Educational programs, many of which are planned with Miami-Dade Public Schools, Miami-Dade County Department of Cultural Affairs, the resident companies, and community-based organizations, offer unique opportunities for young people and adults to learn about and enjoy the performing arts both in the center and out in their communities. Examples include Jazz Roots Sound Check, a program that hosts 1,000 high school jazz musicians for a behind-the-scenes look at a working sound check, an opportunity to jam with artists, a lecture and free concert tickets; AileyCamp Miami, a six-week full-scholarship summer camp which debuted in 2009; and the Learning Through the Arts program, which provides live music, theater and dance experiences to Miami public school children. The Learning Through the Arts programs include three musicals produced by the Arsht Center: Kitty Hawk, I am Me and The Busy Bees’ Great Adventure. The Busy Bees’ Great Adventure premiered in October 2023 and teaches kids about the importance of saving the planet.

=== Presidential Debates ===
The center was the site of the first Democratic primary debate of the 2020 presidential campaign, held on June 26–27, 2019, and was due to host the second of three general election debates in October 2020, but this did not go ahead. President Donald Trump had contracted COVID-19 in the week before the debate and was recovering from it; for reasons of safety, the Commission on Presidential Debates proposed a virtual debate instead but Trump refused to participate. Instead, NBC News held a town-hall style event with President Trump alone, moderated by Savannah Guthrie, within the outdoor portico of the neighbouring Pérez Art Museum; the Democratic nominee, former Vice-president Joe Biden, participated in a simultaneous town-hall debate with George Stephanopoulos for ABC News at the National Constitution Center in Philadelphia, Pennsylvania. The Arsht Center hosted the third Republican primary debate of the 2024 presidential campaign on November 8th 2023.

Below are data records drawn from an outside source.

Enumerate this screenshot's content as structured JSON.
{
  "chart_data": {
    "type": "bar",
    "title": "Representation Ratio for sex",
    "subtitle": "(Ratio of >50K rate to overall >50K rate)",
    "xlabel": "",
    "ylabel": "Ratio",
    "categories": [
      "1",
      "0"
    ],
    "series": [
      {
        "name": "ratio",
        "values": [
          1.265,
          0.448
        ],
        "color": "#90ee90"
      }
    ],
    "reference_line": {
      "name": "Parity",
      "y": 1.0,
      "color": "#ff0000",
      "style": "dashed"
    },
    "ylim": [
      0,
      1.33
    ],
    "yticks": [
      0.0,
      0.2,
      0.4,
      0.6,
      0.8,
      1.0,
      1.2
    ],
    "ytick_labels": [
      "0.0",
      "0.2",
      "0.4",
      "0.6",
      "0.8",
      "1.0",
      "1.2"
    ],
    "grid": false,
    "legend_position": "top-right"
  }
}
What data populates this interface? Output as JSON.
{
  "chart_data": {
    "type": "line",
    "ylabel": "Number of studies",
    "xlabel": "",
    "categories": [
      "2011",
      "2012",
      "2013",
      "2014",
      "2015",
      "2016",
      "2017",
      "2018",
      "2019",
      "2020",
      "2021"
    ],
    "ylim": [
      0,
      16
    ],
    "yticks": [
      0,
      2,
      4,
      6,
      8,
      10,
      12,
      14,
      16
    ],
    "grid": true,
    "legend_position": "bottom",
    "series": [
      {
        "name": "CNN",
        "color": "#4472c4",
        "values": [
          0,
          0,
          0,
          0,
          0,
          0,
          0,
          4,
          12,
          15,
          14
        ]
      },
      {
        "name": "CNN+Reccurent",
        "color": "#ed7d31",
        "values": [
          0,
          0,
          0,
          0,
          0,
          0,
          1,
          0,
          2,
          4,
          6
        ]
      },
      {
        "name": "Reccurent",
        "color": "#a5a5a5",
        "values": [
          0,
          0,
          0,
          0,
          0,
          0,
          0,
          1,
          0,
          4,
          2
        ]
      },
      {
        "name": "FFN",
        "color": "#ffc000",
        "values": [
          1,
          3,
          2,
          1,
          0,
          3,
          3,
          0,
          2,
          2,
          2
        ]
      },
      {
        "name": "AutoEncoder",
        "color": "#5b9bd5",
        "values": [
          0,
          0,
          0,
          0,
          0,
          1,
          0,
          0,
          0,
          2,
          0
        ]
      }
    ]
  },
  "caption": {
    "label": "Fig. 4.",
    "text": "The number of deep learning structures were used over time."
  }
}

=== Broadway in Miami series ===
The 2018–2019 Broadway in Miami series included Hello Dolly, Irving Berlin's White Christmas, Les Misérables, Waitress, School of Rock: The Musical, Come From Away, and The Lion King. As a bonus to subscribers of the 2018/19 season, they were promised first access to Hamilton tickets once those went on sale.

2017–2018 shows included On Your Feet!: The Story of Emilio and Gloria Estefan, The Bodyguard, Finding Neverland, The Color Purple, Chicago, and The Book of Mormon.